For this to be possible, the secular state must have nothing to do with religion or priesthood. There is no official state religion, nor religious authorities who hold public office. And the state does not spend public money on churches: let believers subsidise the needs of their priesthood! In this sense, France is not fully secular, because for historical reasons, there are local situations (in Alsace-Moselle and some overseas territories like Guyane [in South America, but officially a region of France]) where the state supports religions and priests.

The secular state does not discriminate against believes or non-believers. It guarantees civil and civic equality for all citizens, of all genders! Secularism is of a piece with feminism and the right of all to define their own sexuality.

In a secular state, laws may only issue from the public debates of elected officials and not from the application of religious texts imposed by priests.

A fully secular state is impossible under capitalism – only the socialisation of the means of production and full democracy will make it possible. Nevertheless, in a capitalist society, the secular advances which have been won are a means of helping the development of the class struggle and the organisation of the exploited for this struggle, in particular at the level of ideas.

Certain remarks on the so-called secularism of Marine LePen and the Front National.

Le Pen and the Front National are not secular because they refuse Muslims the right to have their religion and practise it. When the Le Pen family speak of Muslims, one must remember that they use the word as a coded way of talking about Arabs. This is nothing but a hoary old deception, part of the far right’s racist stock in trade, perpetuating the member of the colonial period when natives of colonised countries suffered domination and worse; the memory of the Algerian war when the colonised proudly rose up against oppression.

The same goes for Germany, where Pegida is taking aim at Turkish immigration under the guise of denouncing Islam.

Today in France, the far right is developing various targets for racist hatred. In the first instance, there is hatred against immigrants of French citizens of Arab-Muslim background, mainly those from the Maghreb. Then there is anti-black racism against black people.

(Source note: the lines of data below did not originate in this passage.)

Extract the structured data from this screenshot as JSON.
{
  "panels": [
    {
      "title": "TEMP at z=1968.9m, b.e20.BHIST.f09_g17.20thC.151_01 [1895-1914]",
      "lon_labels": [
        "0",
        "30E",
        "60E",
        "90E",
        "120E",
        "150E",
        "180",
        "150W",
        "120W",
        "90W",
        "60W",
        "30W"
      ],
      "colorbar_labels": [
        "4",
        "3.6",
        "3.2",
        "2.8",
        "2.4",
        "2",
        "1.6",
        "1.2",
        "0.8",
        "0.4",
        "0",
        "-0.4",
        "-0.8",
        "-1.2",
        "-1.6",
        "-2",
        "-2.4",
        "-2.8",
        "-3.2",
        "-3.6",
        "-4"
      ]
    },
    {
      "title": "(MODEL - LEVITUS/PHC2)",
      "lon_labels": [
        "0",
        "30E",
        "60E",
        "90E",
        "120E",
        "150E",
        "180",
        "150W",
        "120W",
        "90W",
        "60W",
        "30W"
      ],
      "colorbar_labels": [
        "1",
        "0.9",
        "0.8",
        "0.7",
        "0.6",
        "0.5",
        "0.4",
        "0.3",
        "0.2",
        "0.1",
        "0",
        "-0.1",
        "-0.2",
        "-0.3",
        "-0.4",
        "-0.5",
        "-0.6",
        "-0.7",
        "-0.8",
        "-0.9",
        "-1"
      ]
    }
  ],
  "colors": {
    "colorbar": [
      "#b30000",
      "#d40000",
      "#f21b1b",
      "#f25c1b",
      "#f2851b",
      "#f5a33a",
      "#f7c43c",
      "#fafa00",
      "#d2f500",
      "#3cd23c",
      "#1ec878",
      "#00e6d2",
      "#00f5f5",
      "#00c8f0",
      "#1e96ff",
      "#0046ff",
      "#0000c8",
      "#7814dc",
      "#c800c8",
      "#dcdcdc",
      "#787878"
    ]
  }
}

These two forms of racism come from the tradition of colonialism and slavery and are reproduced by current social conditions (precarity, mass unemployment, demolition of public services, the degrading living conditions of the suburbs, fear for the future in the context of globalisation), combined with the presence of millions of citizens from non-European backgrounds.

Recently we have seen a return of anti-Semitism, thanks in part to the anti-imperialism of fools, notably in relation to the question of Israel-Palestine, and used by currents of political Islam. Let us not forget that the old reservoir of Catholic anti-Semitism from before the war and Vichy France has always been a part of the traditional far right, of which the FN is the major legatee. The Soral-Dieudonné double-act are aiming for an alliance of the fascism of poor whites of days gone by, and the fascism of the oppressed youth of the suburbs [banlieues], cemented by the hatred of Jews and the demonization of homosexuals.

During the demonstrations against gay marriage, sectors of the Catholic-fundamentalist far right (Civitas), or blood-and-soil fascists (les Identitaires) or sectors of the hard right in the UMP, but also some parts of the Catholic hierarchy, tried to create a new hate figure by targeting homosexuals of all genders. Ironically, the FN, some of whose recent leaders who are close to Marine Le Pen are famously gay, had a much more moderate attitude on the subject. MLP even tried to play the card of defending homosexuals against the “Muslims”, who are supposed to all be fundamentalist homophobes.